Here, the COMELEC relied on two grounds: Supreme Court decisions laying down the rule that residency begins once citizenship has been reestablished (Google up “Japzon v. COMELEC,” for starters), and the fact that Llamanzares provided conflicting periods between her 2012 CoC for Senator and her 2015 CoC for President.

The Supreme Court, relying on the rule laid down in Romualdez-Marcos v. COMELEC, where residence must be determined through the evidence. I agree. The problem is that the Supreme Court proceeded to take the same evidence the COMELEC deliberated on and reversed the factual finding of the COMELEC – the same factual finding that the Japzon ruling said was binding on the Supreme Court (specifically, the paragraph where Footnote 22 appears, for those who think I’m blowing hot air).

The Supreme Court states that the decisions relied upon by the COMELEC are inapplicable, as the facts are not on all fours. With due respect, this is a bit strained. No two cases will ever be on all fours with one another. No two cases have the exact same fact patterns. But given certain situations, such as a former citizen seeking repatriation and thereafter seeking public office, such decisions contain rules, a ratio by which such cases can be decided. That is exactly what the COMELEC did here.

In fact, the ruling in  Romualdez-Marcos v. COMELEC is arguably less applicable than Japzon; in that case, Imelda Marcos never lost citizenship, and IIRC never even acquired green card holder status, and thus never lost Philippine residency. This is contrast to Llamanzares who renounced her Philippine citizenship, and in doing so abandoned her domicile here.

Again, with due respect, we cannot argue that the ratios of similar cases are inapplicable, while the ratios of dissimilar cases are applicable.

And now, the honest mistake.

It would appear that the leading case for the honest mistake doctrine is Romualdez-Marcos v. COMELEC. (Notice a pattern here? j/k ) But in that case, Imelda Marcos’ “honest mistake” could actually be shown and argued. In the case of Llamanzares, it was merely argued, but never shown. No one knows how Llamanzares could’ve made such an “honest mistake,” nor reveal why it took her three years to realize the “honest mistake.”

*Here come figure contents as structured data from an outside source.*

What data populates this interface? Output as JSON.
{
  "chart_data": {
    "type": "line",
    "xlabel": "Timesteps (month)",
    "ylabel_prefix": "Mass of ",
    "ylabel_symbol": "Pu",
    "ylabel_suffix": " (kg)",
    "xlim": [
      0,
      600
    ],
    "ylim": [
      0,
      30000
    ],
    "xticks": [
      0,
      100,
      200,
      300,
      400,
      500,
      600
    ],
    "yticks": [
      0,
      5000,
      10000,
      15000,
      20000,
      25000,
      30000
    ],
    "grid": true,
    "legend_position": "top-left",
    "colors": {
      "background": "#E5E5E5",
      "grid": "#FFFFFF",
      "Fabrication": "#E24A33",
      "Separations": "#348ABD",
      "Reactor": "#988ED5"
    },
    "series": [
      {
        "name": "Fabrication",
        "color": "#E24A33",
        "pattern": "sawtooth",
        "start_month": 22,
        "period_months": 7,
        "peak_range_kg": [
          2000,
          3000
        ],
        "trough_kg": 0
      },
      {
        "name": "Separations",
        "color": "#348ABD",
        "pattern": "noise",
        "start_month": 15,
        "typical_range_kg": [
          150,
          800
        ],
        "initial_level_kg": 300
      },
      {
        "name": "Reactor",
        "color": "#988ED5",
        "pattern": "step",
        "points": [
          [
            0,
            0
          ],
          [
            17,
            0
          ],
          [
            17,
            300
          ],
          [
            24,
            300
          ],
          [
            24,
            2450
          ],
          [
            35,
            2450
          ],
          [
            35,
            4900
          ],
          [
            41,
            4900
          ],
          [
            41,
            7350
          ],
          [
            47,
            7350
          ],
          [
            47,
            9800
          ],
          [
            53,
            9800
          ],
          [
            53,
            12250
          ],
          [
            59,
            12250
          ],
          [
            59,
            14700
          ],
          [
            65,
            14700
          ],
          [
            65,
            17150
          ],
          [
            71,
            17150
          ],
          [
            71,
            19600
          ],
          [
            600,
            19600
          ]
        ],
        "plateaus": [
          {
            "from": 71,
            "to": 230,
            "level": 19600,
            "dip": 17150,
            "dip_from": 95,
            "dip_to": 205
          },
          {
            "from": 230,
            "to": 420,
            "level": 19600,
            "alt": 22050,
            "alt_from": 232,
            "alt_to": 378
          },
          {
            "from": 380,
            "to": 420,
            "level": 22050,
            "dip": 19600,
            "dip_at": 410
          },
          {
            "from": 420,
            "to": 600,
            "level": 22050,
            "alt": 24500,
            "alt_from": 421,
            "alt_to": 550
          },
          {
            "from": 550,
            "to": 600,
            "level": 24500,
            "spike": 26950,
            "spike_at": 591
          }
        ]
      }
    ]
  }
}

To be fair to Imelda Marcos, she immediately corrected her “mistake” the moment someone pointed it out.

Or maybe that’s the threshold? Someone has to point the mistake out before it becomes “honest” and correctable? Who knows?

In any case, with a vote of 9-6, it is unlikely the Supreme Court will reverse its ruling based on the pending Motions for Reconsideration. Faura has spoken, and (so far) the debate is over.